Когда Анжела подавала на стол еду, Данте не мог отвести от нее глаз: ее движения были грациозны, ловки и красивы, о чем она не подозревала и не задумывалась, ибо была сдержанна и скромна.
Данте терзала ревность: он часто задавал себе вопрос, любила ли Анжела мужа или это был брак по договоренности, как часто случалось в деревне? Ночью, в постели, он грезил о ней, томился влечением и мечтал о том, что когда-нибудь она окажется рядом. И всякий раз засыпал в тоске, потому как понимал, что это невозможно.
Бьянка готовилась к свадьбе, считала дни и недели до приезда Винсенте и ничего не замечала. Жених обещал привезти для нее муаровое платье, атласные туфли и шляпку фасона, какой носят француженки, и девушка боялась, что родители не позволят ей венчаться в таком наряде. Сандру куда больше волновала судьба дочери, которая вскоре должна была выйти замуж, а не сына, который пока что не доставлял ей никаких хлопот. Что касается Леона, ему не могло прийти в голову, что Данте мог влюбиться во вдову с двумя детьми, которая была старше его на целых семь лет.
Иногда Андреа чудилось, что свободы не существует: куда ни кинь взгляд, скалят зубы стальные решетки. И все же в последнее время в нем укрепилась надежда, надежда на то, что когда-нибудь он выйдет на волю.
Если бы не напарник, его душа сдалась бы куда прежде, чем тело. При этом самого Ранделя словно точили какие-то неотвязные мысли, подобно тому, как черви точат дерево, постепенно разрушая его, превращая в труху, хотя он и держался изо всех сил.
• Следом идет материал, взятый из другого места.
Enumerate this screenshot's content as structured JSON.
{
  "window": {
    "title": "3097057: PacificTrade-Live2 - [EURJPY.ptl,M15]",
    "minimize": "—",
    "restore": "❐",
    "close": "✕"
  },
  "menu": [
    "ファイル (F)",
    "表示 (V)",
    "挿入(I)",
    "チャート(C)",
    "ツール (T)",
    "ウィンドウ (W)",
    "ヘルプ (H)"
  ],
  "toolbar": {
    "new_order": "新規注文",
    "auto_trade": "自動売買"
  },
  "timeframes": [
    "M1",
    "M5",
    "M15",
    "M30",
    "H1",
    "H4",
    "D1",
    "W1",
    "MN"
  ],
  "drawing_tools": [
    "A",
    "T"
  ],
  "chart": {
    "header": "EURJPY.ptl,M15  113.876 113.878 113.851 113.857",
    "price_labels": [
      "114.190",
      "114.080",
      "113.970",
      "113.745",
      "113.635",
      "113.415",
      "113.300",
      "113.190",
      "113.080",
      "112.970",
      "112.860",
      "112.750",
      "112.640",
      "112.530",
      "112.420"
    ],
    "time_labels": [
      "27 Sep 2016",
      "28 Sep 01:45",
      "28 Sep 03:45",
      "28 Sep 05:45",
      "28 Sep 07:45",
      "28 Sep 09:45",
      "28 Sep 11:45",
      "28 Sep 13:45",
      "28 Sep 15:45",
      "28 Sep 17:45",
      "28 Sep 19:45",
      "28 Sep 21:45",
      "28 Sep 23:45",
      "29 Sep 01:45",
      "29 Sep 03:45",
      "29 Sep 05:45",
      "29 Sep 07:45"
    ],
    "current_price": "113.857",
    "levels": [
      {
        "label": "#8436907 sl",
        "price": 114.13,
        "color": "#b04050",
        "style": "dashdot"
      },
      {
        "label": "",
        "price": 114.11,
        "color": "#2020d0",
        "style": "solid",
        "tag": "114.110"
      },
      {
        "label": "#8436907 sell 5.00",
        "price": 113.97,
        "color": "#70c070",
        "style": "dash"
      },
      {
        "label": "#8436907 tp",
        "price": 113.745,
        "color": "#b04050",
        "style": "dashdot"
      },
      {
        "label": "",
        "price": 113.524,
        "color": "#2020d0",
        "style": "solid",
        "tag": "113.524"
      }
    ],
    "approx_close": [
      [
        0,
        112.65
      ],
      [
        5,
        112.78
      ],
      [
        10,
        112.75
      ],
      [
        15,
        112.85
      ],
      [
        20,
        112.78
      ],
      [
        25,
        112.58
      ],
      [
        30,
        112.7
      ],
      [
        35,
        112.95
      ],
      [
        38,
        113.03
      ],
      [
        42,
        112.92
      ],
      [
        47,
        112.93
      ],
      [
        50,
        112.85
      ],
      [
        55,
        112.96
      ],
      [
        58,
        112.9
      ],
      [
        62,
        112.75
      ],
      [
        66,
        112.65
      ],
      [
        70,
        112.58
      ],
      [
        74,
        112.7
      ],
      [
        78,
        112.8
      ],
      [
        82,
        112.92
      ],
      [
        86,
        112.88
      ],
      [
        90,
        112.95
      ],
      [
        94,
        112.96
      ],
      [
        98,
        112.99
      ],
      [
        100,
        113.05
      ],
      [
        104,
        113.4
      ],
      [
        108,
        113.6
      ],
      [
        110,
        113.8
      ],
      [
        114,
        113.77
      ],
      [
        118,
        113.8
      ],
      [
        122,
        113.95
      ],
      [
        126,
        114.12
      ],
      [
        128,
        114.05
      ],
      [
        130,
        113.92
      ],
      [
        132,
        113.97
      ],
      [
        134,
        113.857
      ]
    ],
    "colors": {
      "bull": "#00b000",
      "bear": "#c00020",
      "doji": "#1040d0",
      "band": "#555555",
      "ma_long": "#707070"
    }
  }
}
- Ты умеешь читать? - однажды спросил он Андреа.
- Очень плохо. Отец Витторио считал меня бестолковым, другие мальчики смеялись надо мной. Потому вскоре я бросил ходить на занятия и вместо этого блуждал по горам.
- На самом деле ты очень смышленый. Я продолжу с тобой заниматься, причем будет лучше, если ты научишься читать по-французски.
- Зачем мне это?
- Человек, который умеет читать, всегда сможет сам докопаться до сути любых вещей, отличить правду от лжи. А это - ключ к свободе. Я стану пересказывать тебе книги, которые некогда прочитал. Надеюсь, когда-нибудь ты сам возьмешь их в руки.
- Ты думаешь, мы выйдем отсюда?
- Выйдем, - уверенно произнес Рандель, - и, надеюсь, что скоро.
Андреа слышал, что о побеге заключенных с каторги оповещают пушечные выстрелы, после чего все сведения о беглецах передаются береговой охране и жандармам префектуры. Даже если им удастся выбраться за пределы порта, где взять деньги, одежду, кров? Однако Рандель был умнее и старше, и Андреа не задавал лишних вопросов.
Он узнал подробности только тогда, когда настала пора бежать.
- Я вытянул счастливый билет для нас двоих, - с легкой улыбкой пояснил Рандель. - Каждый год среди узников проводится своеобразная жеребьевка, которая решает, кому бежать на этот раз. Все заключенные им помогают, таков закон.
- Когда это произошло? - спросил Андреа.
- Вчера. Жеребьевка проходила, пока ты спал. Я не стал тебя будить.
- Откуда ты мог знать, что тебе повезет? Ведь ты еще раньше говорил о побеге?
Лицо Жоржа Ранделя сделалось очень серьезным, даже скорбным.
- Я верил в это, - сказал он и добавил: - Я должен вернуться в Париж. Моя жена умерла, но остались дети: сын, немногим младше тебя, и дочь, которая еще совсем мала. Возможно, их взяли к себе дальние родственники, а может, и нет. Мое имущество конфисковано; не исключено, что мои дети голодают. Мне нужно их найти.
- А как же я?
- Поедешь со мной. Если нас сковали вместе, значит, такова судьба: нам не следует разлучаться.